ADInstruments has announced that PowerLab systems are being used to establish the zebrafish as a model for assessing drug effects on cardiac function, using QT prolongation as a key indicator.
Researchers at Phylonix Pharmaceuticals are recording ECG signals from the small fish species, and using Chart’s ECG Analysis Module software to analyse the effects of pharmacological interventions.
Phylonix develops and markets in vivo zebrafish assays for therapeutic drug screening for research and preclinical studies. The zebrafish is cost-effective compared to larger animal models, and its embryo is already established as a powerful model for studying genetics and developmental biology.
Recently, articles validating adult zebrafish as a model for researching drug-induced QT prolongation have appeared in Circulation and AJP Heart and Circulatory Physiology. Zebrafish and human heart electrophysiological properties are comparable, and ECG patterns, including the PR interval, QRS complex and QT interval, are similar.
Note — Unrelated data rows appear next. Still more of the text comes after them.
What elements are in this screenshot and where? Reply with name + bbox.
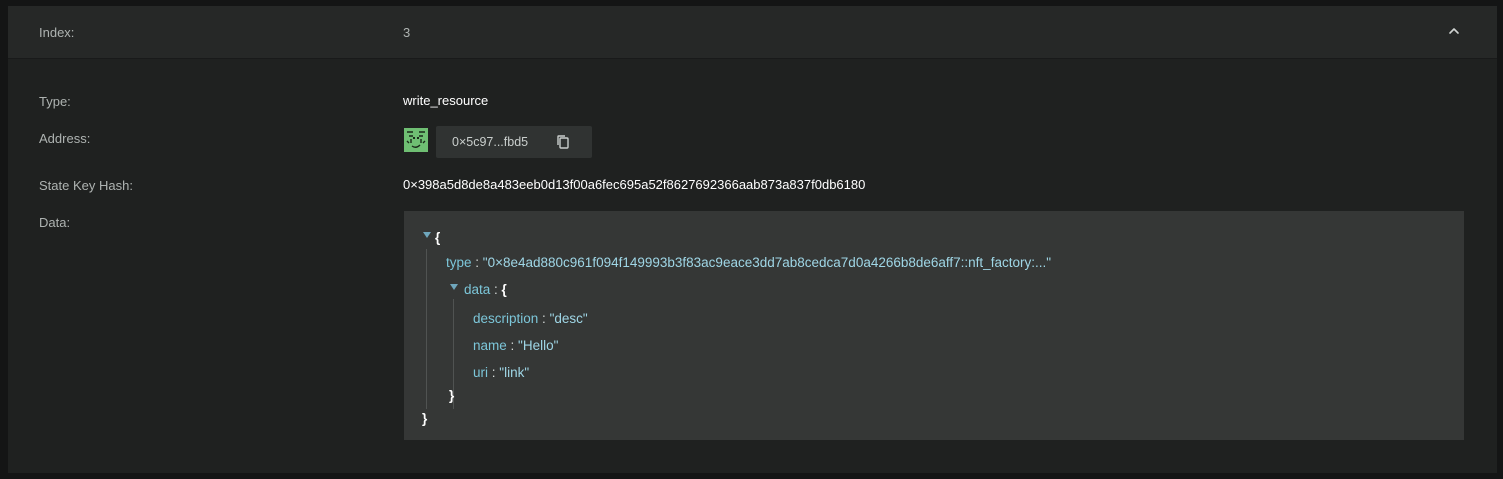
json-description-key: description <box>473 311 539 326</box>
json-description-separator: : <box>538 311 550 326</box>
address-value[interactable]: 0×5c97...fbd5 <box>452 134 528 150</box>
json-data-close-brace: } <box>449 388 455 403</box>
json-type-key: type <box>446 255 472 270</box>
caret-down-icon[interactable] <box>423 232 431 238</box>
data-label: Data: <box>39 215 71 230</box>
address-chip[interactable]: 0×5c97...fbd5 <box>436 126 592 158</box>
json-uri-separator: : <box>488 365 500 380</box>
chevron-up-icon[interactable] <box>1446 23 1462 39</box>
type-label: Type: <box>39 94 71 109</box>
json-uri-value: "link" <box>499 365 530 380</box>
transaction-change-card: Index: 3 Type: write_resource Address: 0… <box>8 6 1497 473</box>
json-type-value: "0×8e4ad880c961f094f149993b3f83ac9eace3d… <box>482 255 1052 270</box>
json-uri-row: uri : "link" <box>473 365 529 381</box>
type-value: write_resource <box>403 93 489 108</box>
json-description-value: "desc" <box>549 311 588 326</box>
json-type-separator: : <box>471 255 483 270</box>
identicon-avatar[interactable] <box>404 128 428 152</box>
json-name-separator: : <box>506 338 519 353</box>
change-card-header[interactable]: Index: 3 <box>8 6 1497 59</box>
state-key-hash-label: State Key Hash: <box>39 178 133 193</box>
json-data-open-brace: { <box>501 282 507 297</box>
json-type-row: type : "0×8e4ad880c961f094f149993b3f83ac… <box>446 255 1051 271</box>
address-label: Address: <box>39 131 91 146</box>
json-name-row: name : "Hello" <box>473 338 558 354</box>
index-value: 3 <box>403 25 411 40</box>
json-root-guide-line <box>426 249 427 409</box>
json-uri-key: uri <box>473 365 489 380</box>
json-root-open-brace: { <box>435 230 441 245</box>
state-key-hash-value: 0×398a5d8de8a483eeb0d13f00a6fec695a52f86… <box>403 177 866 192</box>
caret-down-icon[interactable] <box>450 284 458 290</box>
json-root-close-brace: } <box>422 411 428 426</box>
json-data-row: data : { <box>464 282 507 298</box>
json-data-separator: : <box>490 282 502 297</box>
json-name-value: "Hello" <box>518 338 559 353</box>
json-name-key: name <box>473 338 507 353</box>
index-label: Index: <box>39 25 75 40</box>
copy-icon[interactable] <box>554 133 572 151</box>
json-viewer: { type : "0×8e4ad880c961f094f149993b3f83… <box>404 211 1464 440</box>
json-description-row: description : "desc" <box>473 311 588 327</box>
json-data-key: data <box>464 282 491 297</box>
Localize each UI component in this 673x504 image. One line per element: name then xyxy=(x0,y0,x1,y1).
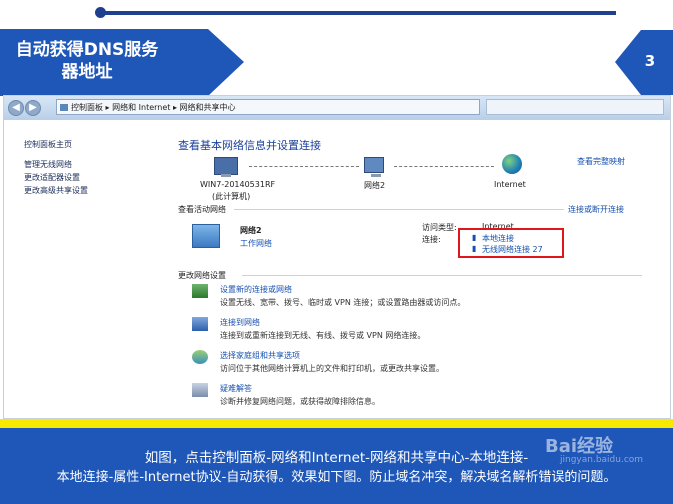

According to Patricia McGrath, Phylonix President and CEO, “We decided to get into this area because we could see that the pharmaceutical industry was being mandated to do QT prolongation testing for all their drugs, so if we could get the model to catch on, we hoped we’d catch some customers!”
Phylonix researchers add drugs to the water in the zebrafish’s recording chamber. The ECG signal is recorded using needle electrodes with an ADInstruments’ Octal Bio Amp, PowerLab data acquisition unit and Chart software. Phylonix electrophysiologist Dr Demian Park has worked closely with ADInstruments staff to optimize their recordings.